10.12.09

Resumo ourobórico



O meu quarto incha.
O meu corpo incha.
O meu corpo todo incha.
Tudo à minha volta é pequeno demais.
A mão fecha-se e aperta e a luz não sai.
As paredes do quarto são a barragem da minha vida.
O desespero, transborda assim.
As paredes do quarto são a puta desta paisagem sempre a mesma e cada vez mais alta.
Sou um expatriado de mim próprio.
E eu próprio sou uma contradição.
Se quero fugir e abrir ao mundo há logo algo que invento para me prender.
Se entramos os dois no quarto e nos despimos há logo uma razão irracional e absurda para eu fugir dali.
Se há um barco, eu sou esse barco e a corrente inversa.
Mete-me medo, estranheza, haver o mundo, as coisas.
Horroriza-me o sentir, o acontecer, o relacionar-me.
Como se só conhecesse o mundo de ter ouvido falar dele.
Eu odeio estas paredes e são elas o meu oxigénio.
Eu odeio a minha mente e no entanto ela é a minha mente.
Eu quero arrancar esta carne preconceituosa e burocrática aos meus ossos.
Eu quero vestir-me de vida e despir o sonhá-la.
Eu quero sentir tudo e experimentar tudo.
Tenho sonhos adolescentes e no entanto sou um velho.
Às vezes penso em morrer mas sou demasiado cobarde.
Talvez esteja a morrer e a cobardia seja um sintoma.
Já me disseram que o amor era um sintoma.
Não acredito que tudo o que faça se resuma unicamente a neurotransmissores e hormonas.

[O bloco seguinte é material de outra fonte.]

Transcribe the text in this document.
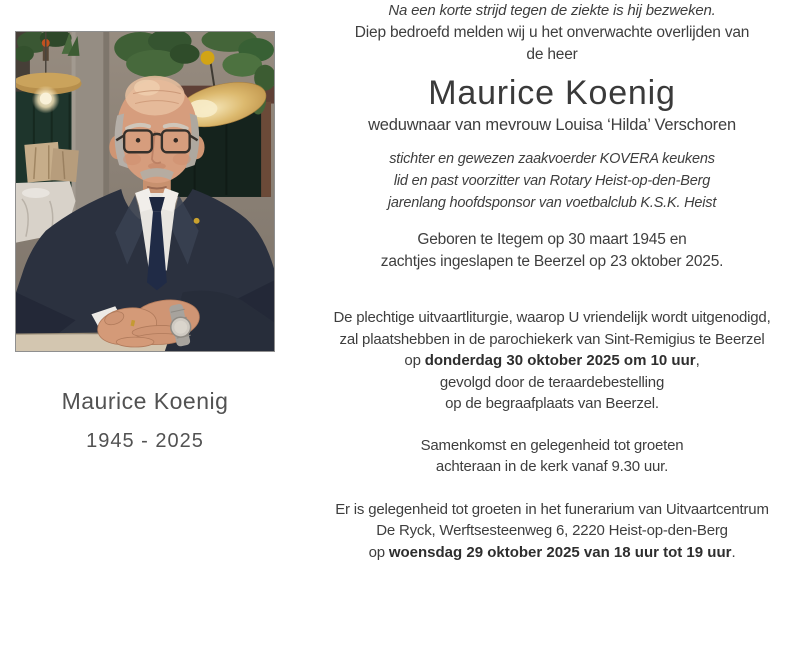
Maurice Koenig
1945 - 2025

Na een korte strijd tegen de ziekte is hij bezweken.

Diep bedroefd melden wij u het onverwachte overlijden van

de heer

Maurice Koenig

weduwnaar van mevrouw Louisa ‘Hilda’ Verschoren

stichter en gewezen zaakvoerder KOVERA keukens

lid en past voorzitter van Rotary Heist-op-den-Berg

jarenlang hoofdsponsor van voetbalclub K.S.K. Heist

Geboren te Itegem op 30 maart 1945 en

zachtjes ingeslapen te Beerzel op 23 oktober 2025.

De plechtige uitvaartliturgie, waarop U vriendelijk wordt uitgenodigd,

zal plaatshebben in de parochiekerk van Sint-Remigius te Beerzel

op donderdag 30 oktober 2025 om 10 uur,

gevolgd door de teraardebestelling

op de begraafplaats van Beerzel.

Samenkomst en gelegenheid tot groeten

achteraan in de kerk vanaf 9.30 uur.

Er is gelegenheid tot groeten in het funerarium van Uitvaartcentrum

De Ryck, Werftsesteenweg 6, 2220 Heist-op-den-Berg

op woensdag 29 oktober 2025 van 18 uur tot 19 uur.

A angústia é um sol prateado.
Eu mordo os dentes e não sinto nada.
Eu disparo e mato e não sinto nada.
Eu olho o espelho e a cascata que me atinge é inodora, incolor, insípida.
Mas é uma cascata.
A minha letra é pequena e às vezes uma cascata.
As pessoas dependem dos objectos, dos brinquedos, das chupetas.
Qual é a minha chupeta?
Qual é a minha distância?
Como se chama ao arder?
Eu sou a chama e a água que cai em cima dela.
Tudo ao mesmo tempo.
Eu sou um ciclo, a semente, quem come o fruto e quem o caga e logo a seguir a vê rebentar da terra preta e bela e bolorenta.
É bela a terra.
E as coisas mais simples deste andar por aqui.
Como partir pão, rachar lenha, contar histórias, ouvi-las, ficar a olhar o mundo e tudo o que estiver a acontecer e a se mexer nesse momento.
Até a dor e o aborrecimento são belos.
Fazem parte disto tudo.
Até uma pedra da janela é bela.
Talvez seja mais simples aceitar a revolta que revoltar-me contra a cedência.
Isso não é preguiça.
Deitado, também penso.
Deitado, também penso e imagino.
Não – estava a falar do viver.
Eu vivo-me.
Sou incompleto.
Isso é simples e não revolta.
Revolta contenho eu.
Em dose maior que a diária recomendada.
É por isso que a letra começa pequena e cresce no fim.
Porque a reflexão ilumina e não se encontra somente nos espelhos.
O que chamar a um velho com a revolta impaciente de um jovem dentro?
O que chamar a um homemcasa, com paredes e quintal, tudo dentro de si ao mesmo tempo?
Eu não sei porque tenho em mim ao mesmo tempo a resignação e a revolta.
Irrita-me, dói às vezes, horroriza–me outras tantas.
Sei apenas que aceito e me revolto ao mesmo tempo e é só isso que eu sei.
Talvez todos os outros sejam mais ou menos assim também.
É delicioso o extremo.
Talvez isso seja consequência do choque entre os quereres.
Eu sou a arma carregada e a mão que a trava.
Se a arma disparar, talvez não ouça o tiro.
Isto não é querer ser deus ou o mundo.
É como me sinto.
Sinto a arma pesada e fria.
Eu sou a mão que lhe sente o peso e o metal.
Eu sou o seu peso e a dureza do seu metal.
Eu sou o desconforto do metal frio na pele.
A estranheza de segurar uma arma.
A confusão na cabeça de quem a mira.
A inércia de um conjunto de peças metálicas e algum óleo.
Eu sou tudo isso.
Esqueci a pólvora.
Os homens disseram que a Lua cheirava a pólvora.